The Angus Library and Archive is a big collection of Baptist history and heritage. It contains more than 70,000 items relating to the life and history of Baptists in England and in all the world. This institution has the support of Heritage Lottery Fund and The Baptist Union Newington Court Fund.
The Angus Library and Archive is running a programme of outreach activities and events to help engage more people with the collection.
‘Archive taster sessions’ offer students challenging and intriguing activities framed around historical individuals with a story to tell. The focus was on giving students the opportunity to handle ‘real’ historical items, such as original correspondence, diaries and photographs, and to use these in developing their enquiry skills and thinking about the value and reliability of different sources."
It could be noticed that in this case the feeling of being part of a community (a religious one) can be decisive for the result of audience development activity. But it's worth to reflect about the close bond between community's features and potential activity that can be deployed by archives. But some points developed within this framework could be confirmed as "key stone" of an engaging plan.
The Angus Library and Archives organizes "taster" sessions of archive. During this sessions the staff try to solve some issue and win some challenges directly tied to the relationship between non-public and archives. Design a plan to solve these issues is a vital turning point to elaborate an audience development plan specifically related to the archives.
Beyond the Atlantic Ocean it's possible to point a large list of experiments and activities, big and small, carried out by local archives that are very interesting in order to reflect about archives possible public and activity aimed to reach it.
Two public libraries in Mississippi have implemented flourishing outreach and engaging programs that connect the archives to both local youth and their communities. The programs— Tales from the Crypt in Columbus and Headstone Stories in Indianola —can serve as models for establishing a similar program in a community.
The pattern of this activity is focus about heritage, ancestors and introduction to research activity for young students.
In 1991, history a teacher, Carl Butler, started the Tales from the Crypt program at the Mississippi School for Math and Science (MSMS) in Columbus. Fifty to sixty high school juniors participate in this activity; each participant must research an individual buried in the local graveyard.
Armed with their assigned individuals, students investigate via local court case documents, newspapers, family histories, and manuscript collections available at the Local History Department (LHD) in the Columbus-Lowndes Public Library (CLPL). After five months of conducting research, the students write 10- to 20-page papers on the lives of their residents from long ago.

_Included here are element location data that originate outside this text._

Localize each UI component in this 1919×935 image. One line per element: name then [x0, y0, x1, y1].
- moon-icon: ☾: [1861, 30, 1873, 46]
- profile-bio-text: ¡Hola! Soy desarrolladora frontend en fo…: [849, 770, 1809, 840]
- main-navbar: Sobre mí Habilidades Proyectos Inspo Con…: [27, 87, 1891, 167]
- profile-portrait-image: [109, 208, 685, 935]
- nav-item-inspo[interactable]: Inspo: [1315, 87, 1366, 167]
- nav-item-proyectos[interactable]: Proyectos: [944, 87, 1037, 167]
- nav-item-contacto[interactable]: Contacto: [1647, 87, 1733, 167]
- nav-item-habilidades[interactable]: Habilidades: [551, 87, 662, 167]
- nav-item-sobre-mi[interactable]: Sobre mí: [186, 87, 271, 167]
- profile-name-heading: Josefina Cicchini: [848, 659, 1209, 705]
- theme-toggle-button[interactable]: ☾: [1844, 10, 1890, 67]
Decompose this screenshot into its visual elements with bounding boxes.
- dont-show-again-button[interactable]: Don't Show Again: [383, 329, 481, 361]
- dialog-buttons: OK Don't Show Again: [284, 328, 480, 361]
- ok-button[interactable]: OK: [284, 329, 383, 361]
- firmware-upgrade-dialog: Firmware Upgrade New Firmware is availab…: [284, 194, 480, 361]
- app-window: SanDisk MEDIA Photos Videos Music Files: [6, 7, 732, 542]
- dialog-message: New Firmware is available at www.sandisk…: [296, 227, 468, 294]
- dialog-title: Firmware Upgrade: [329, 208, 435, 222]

During this process, they learn how to cite sources, decipher between primary and secondary sources, and much more. Following completion of their papers, 12 students are chosen to create vignettes on their researched individuals or someone associated with those people. In order to overcome the issues about staff and document's access the activity foreseen some tools.
The staff give students several tools to help them work as independently as possible. At the beginning of the fall semester, students receive two important items: a pathfinder and a library card. The pathfinder includes a list of the major resources in archives and libraries involved, such as marriage records, microfilm, and manuscript collections.
This introduction to archival tools, like an inventory, a pathfinder, a guide, is a crucial passage in order to introduce the value of an archive into a young mind. Due to this introduction, well tied to a school activity, the presence of archival institutions among the heritage place landscape could finally emerge. The tools involved in this interesting Mississipi Archives activity give a description of each resource, its location, and a guide to citing the resource. Students also receive a library card, giving them remote access to the online database HeritageQuest. This allows them to continue their research from their dorm rooms beyond library operating hours, another way to bypass a characteristic limitation of archival activity.
Every year, the local newspapers— The Commercial Dispatch and The Packet— write articles about the "research" and this small media support aids the spreading of the activity and its audience development value.
So it's possible to state that community with a specific feature bonded to a specific archive could be more easily involved into that archive's activity. This feature could be related to a place or to an event (a public park, a memory monument, a specific neighbor, a minority, a shared struggle for rights), but is important that the audience development strategy is well focused about this specific topic, in order to escape the shadowy framework of activity generally related to the "history" and to an undistinguished "past". Also it's possible to obtain precious information about the role of the school system and the alluring prospective to lead the students in a practical activity actually related to their own past.
 Archival Outlook, May/June, 2012, p. 27.